Scallion & Dill Pickle Dip

Recently I’ve seen a ton of ‘dill pickle dips’ floating around online. I LOVE dill pickles but felt they could be improved on a bit-some used dried dill or just cream cheese so I came up with my own.  The scallions add another layer of flavor and the fresh dill really ties everything together.

I served it with some delicious super crunchy kettle chips for a St. Patrick’s Day app.

It can be made ahead of time and put into the fridge for hours until you’re ready to serve it.
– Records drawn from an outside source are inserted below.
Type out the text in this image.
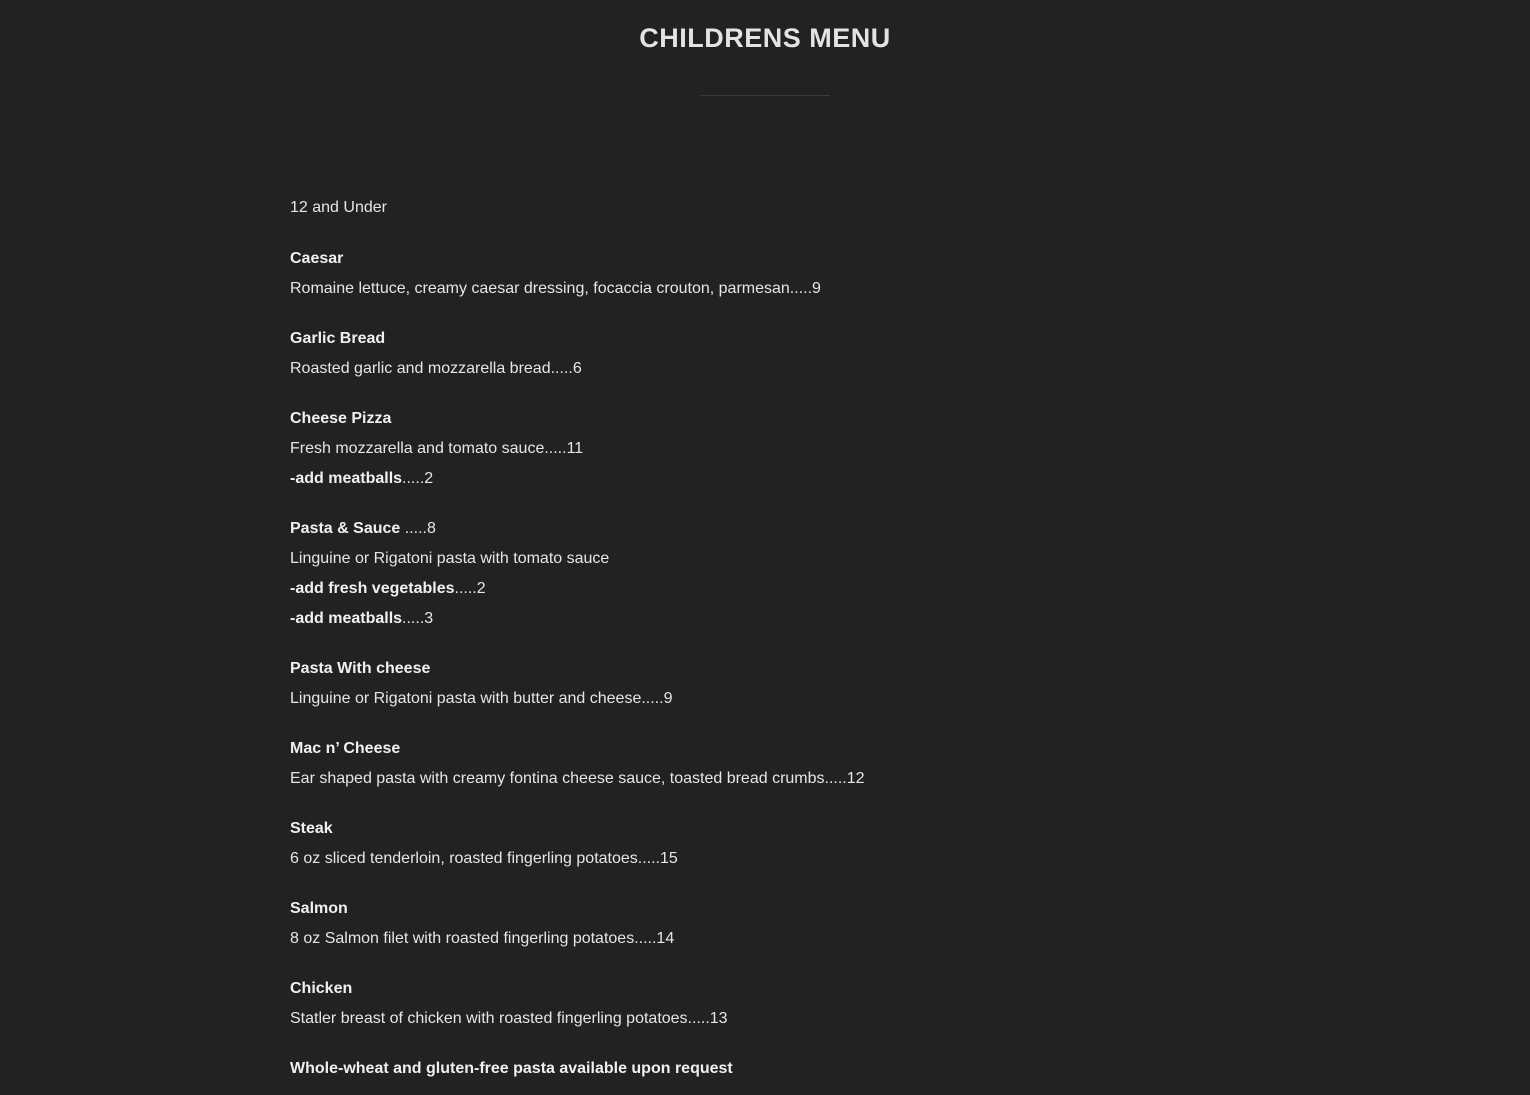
CHILDRENS MENU
12 and Under
Caesar
Romaine lettuce, creamy caesar dressing, focaccia crouton, parmesan.....9
Garlic Bread
Roasted garlic and mozzarella bread.....6
Cheese Pizza
Fresh mozzarella and tomato sauce.....11
-add meatballs.....2
Pasta & Sauce .....8
Linguine or Rigatoni pasta with tomato sauce
-add fresh vegetables.....2
-add meatballs.....3
Pasta With cheese
Linguine or Rigatoni pasta with butter and cheese.....9
Mac n’ Cheese
Ear shaped pasta with creamy fontina cheese sauce, toasted bread crumbs.....12
Steak
6 oz sliced tenderloin, roasted fingerling potatoes.....15
Salmon
8 oz Salmon filet with roasted fingerling potatoes.....14
Chicken
Statler breast of chicken with roasted fingerling potatoes.....13
Whole-wheat and gluten-free pasta available upon request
Scallion & Dill Pickle Dip


  • 4 ozs. reduced fat cream cheese, at room temperature (not fat free neufchatel cheese)
  • 1/2 cup very finely chopped dill pickles (please get the freshest, best quality pickles that you can)
  • 2-3 tbsp dill pickle juice (to taste and texture)
  • 1 tbsp fresh dill, chopped small
  • 1 tbsp low fat sour cream
  • 2 scallions, green and white, chopped into 1/4-1/8 sized pieces


  1. In a medium bowl mash the cream cheese to make sure it’s fully softened.
  2. Add the rest of the ingredients (2 tbsp of the juice to start with, add the additional after mixing if desired) except the scallion and mix well to combine.
  3. Gently fold in the scallions until incorporated.
  4. Chill for at least 30 minutes and up to 12 hours before serving.
  5. Serve with crispy potato chips.